Deine Worte nehmen so richtig Fahrt auf und hier in deinem Gedicht ist dafür nicht nur das ausgeklügelte Reimmuster (inklusive der Binnenreime, die ich zunächst für nicht durchgänig hielt, dann beim lauten Lesen aber sofort als im Laut wundervoll durchgänig klingend erkannt habe) verantwortlich , die die einzelnen Verse hintereinander herjagen, sondern auch der letzte Vers selbst, der wie ein Endspurt (eine Synthese des Musters in einem einzigen Vers komprimiert) wirkt.
Was dir auch trefflich gelingt ist eine Antithese zu bilden, zwischen Neu (treffend durch "Neonlicht" dargestellt - Neo kann man ja sogar wörtlich für "neu" nehmen, oder aber auch für von neuzeitlichen Menschen erdacht und gebaut) und der unverfälschten Natur, sozusagen dem "Ur" (dem wachsenden wilden Leben in eine küstlichen geplanten Umgebung). Sonst hättest du sicherlich nicht zweimal den Wortteil "Neon" benutzt (hättest ja mit Leichtigkeit "weißes oder fahles Licht" oder Ähnliches schreiben können).

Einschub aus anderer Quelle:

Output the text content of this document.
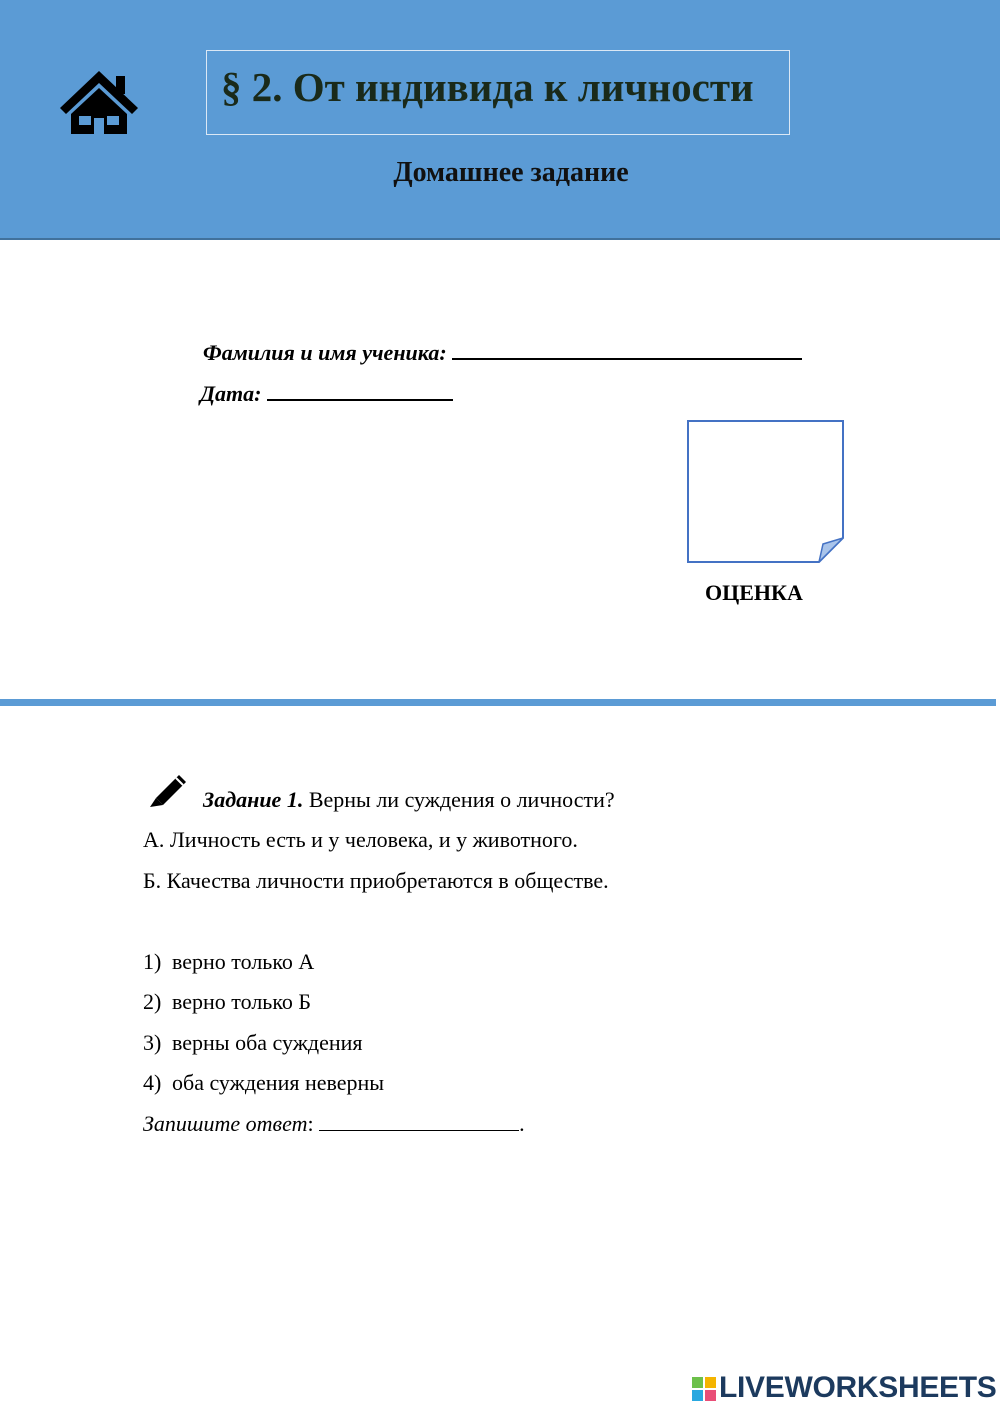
§ 2. От индивида к личности
Домашнее задание
Фамилия и имя ученика:
Дата:
ОЦЕНКА
Задание 1. Верны ли суждения о личности?
А. Личность есть и у человека, и у животного.
Б. Качества личности приобретаются в обществе.
1) верно только А
2) верно только Б
3) верны оба суждения
4) оба суждения неверны
Запишите ответ:	.
LIVEWORKSHEETS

Ach und dann wäre da ja auch noch das absolute Symbolfeuerwerk am Ende hervorzugeben:
Zitaterscheint dem Geist der Himmel helle, und plötzlich reißt dich eine Quelle in ihrem Lauf aus leeren Gassen hinauf, hinauf.
Na wieviel Ebenen haben wir denn hier?! Fast jedes Wort ist irgendeine Art von "strahlendem Zustand" ... ich kann es nicht besser mit Worten erklären. Ich meine damit folgendes: "erSCHEINT dem GEIST" (die ersten beiden nicht physischen Andeutungen), gefolgt von "Himmel helle" - man könnte auch sagen die Wolkendecke reißt auf - aber nein es ist der "Fluss", die "Quelle" die da mit- und nicht nur aufreißt und zwar nach Oben "hinauf, hinauf" also doch wieder himmelwärts in den geistigen Bereich. Faszinierend wie vollgepackt diese wenigen Zeilen sind.
vielen Dank. Du hast einige Dinge aufgezeigt, die mir selbst gar nicht so klar vor Augen standen.
Liebe Grüße Thomas
P.S.: Es ist übrigens, in der Form von Version 1, tatsächlich in weniger als 10 Minuten entstanden. Jedoch die kleine Veränderung zur Version 2 hat mindestens die zehnfache Zeit gebraucht. Wenn man erst einmal mit dem Feilen anfangen muss... Und eigentlich muss man es ja fast immer, wie sich auch hier wieder gezeigt hat.